The House of Representatives on Tuesday passed the cybercrime bill on third and final reading. In August last year, the lower chamber also approved the bill creating the DICT.
The proposed laws on cybercrime and DICT, thus, are now only awaiting Senate action before the body formally ends its session under the Arroyo administration.
Ray Anthony Roxas-Chua III, chairman of the Commission on Information and Communication Technology (CICT), said in his Facebook status update that he is pleased that the cybercrime bill was approved by the House and it’s now “up to the Senate” to do its part.
Last Wednesday, Roxas-Chua reported in his status updates that the cybercrime bill was finally introduced on the Senate floor. The interpellation for the DICT bill, meanwhile, was postponed for next week.
The CICT was created through an executive order in 2004 by President Arroyo. It was meant as merely as transitory body to the DICT.
Worried on the little time left, the National ICT Confederation of the Philippines (NICP) has joined the CICT’s call for the Senate to urgently act on the proposed laws, specifically on the DICT bill.

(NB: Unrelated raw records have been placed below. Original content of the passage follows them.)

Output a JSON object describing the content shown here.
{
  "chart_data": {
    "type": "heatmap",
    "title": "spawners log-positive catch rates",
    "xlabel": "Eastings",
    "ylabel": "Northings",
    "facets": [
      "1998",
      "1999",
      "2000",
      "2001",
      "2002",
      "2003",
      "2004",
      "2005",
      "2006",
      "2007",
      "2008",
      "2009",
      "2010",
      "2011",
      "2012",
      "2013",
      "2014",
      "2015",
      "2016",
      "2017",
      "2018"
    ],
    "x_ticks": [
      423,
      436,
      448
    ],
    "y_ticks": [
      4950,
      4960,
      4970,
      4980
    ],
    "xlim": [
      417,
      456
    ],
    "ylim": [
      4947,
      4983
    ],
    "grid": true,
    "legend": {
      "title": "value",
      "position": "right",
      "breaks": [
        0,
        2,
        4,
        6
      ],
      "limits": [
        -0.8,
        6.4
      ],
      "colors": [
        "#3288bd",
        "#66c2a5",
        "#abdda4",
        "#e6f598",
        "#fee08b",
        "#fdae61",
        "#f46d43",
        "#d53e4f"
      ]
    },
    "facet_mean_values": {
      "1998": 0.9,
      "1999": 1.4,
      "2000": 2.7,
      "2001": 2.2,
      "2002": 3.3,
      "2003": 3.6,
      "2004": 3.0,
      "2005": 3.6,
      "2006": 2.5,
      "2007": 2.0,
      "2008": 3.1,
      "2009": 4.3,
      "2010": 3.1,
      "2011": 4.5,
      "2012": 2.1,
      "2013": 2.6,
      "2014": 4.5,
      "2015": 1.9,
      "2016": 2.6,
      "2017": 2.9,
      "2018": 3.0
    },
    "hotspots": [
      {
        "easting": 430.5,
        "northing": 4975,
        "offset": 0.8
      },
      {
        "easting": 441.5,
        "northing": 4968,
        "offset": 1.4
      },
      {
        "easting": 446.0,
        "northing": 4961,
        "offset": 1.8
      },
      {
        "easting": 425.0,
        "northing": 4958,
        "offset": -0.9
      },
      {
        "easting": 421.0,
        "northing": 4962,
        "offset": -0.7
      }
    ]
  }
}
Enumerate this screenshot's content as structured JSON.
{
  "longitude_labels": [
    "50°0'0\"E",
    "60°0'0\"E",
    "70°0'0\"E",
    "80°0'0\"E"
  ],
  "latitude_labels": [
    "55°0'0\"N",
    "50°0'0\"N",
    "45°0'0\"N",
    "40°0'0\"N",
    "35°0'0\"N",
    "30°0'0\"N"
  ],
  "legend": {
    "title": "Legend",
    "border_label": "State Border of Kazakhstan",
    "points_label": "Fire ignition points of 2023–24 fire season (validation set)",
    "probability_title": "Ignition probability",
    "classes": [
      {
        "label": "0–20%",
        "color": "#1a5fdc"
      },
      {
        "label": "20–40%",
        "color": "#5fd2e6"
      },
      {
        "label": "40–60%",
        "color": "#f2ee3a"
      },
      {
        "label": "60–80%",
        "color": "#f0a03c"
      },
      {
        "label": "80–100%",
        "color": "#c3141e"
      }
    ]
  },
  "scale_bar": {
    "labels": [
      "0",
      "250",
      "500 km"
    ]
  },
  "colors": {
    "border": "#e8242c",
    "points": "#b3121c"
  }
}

The NICP, which is composed of 33 regional ICT councils, said in a statement that it “strongly supports the creation of [the DICT]… before the elections.”
The NICP, under the term of its former chair, George Sorio of the Metro Clark ICT Council (MCICTC), last year also called for the approval of Senate Bill 2546 creating the DICT.
In their statement, NICP said any further delay could have a dampening effect on ICT industry’s future growth in the Philippines, especially during the ongoing global recession.
“Positive Senate action will ensure the country’s continued competitive edge in the global market place, and provide social and economic opportunities for the Filipino people,” the group, through its current president Jocelle Batapa-Sigue, said in a statement.
The NICP noted that the IT-BPO sector alone contributed export revenues worth $6 billion in 2008 and created approximately 400,000 job despite the economic turmoil that hit the global economy.
Batapa-Sigue, who is also Bacolod
councilor and chair of the Bacolod-Negros Federation for Information and Communications Technology (BNEFIT), said “the DICT will finally create a permanent entity that cannot be easily modified without the passage of another bill – a permanence advocated by the various ICT councils and organizations in pursuit of a sustained support ICT development in the Philippines.”
“It is time that the clamor for a DICT be heard by the highest lawmaking bodies of this country. Other ASEAN governments heeded the call for an ICT Department or Ministry, and are now closing the gap on our hard-earned and much-valued ICT competitiveness,” she stated.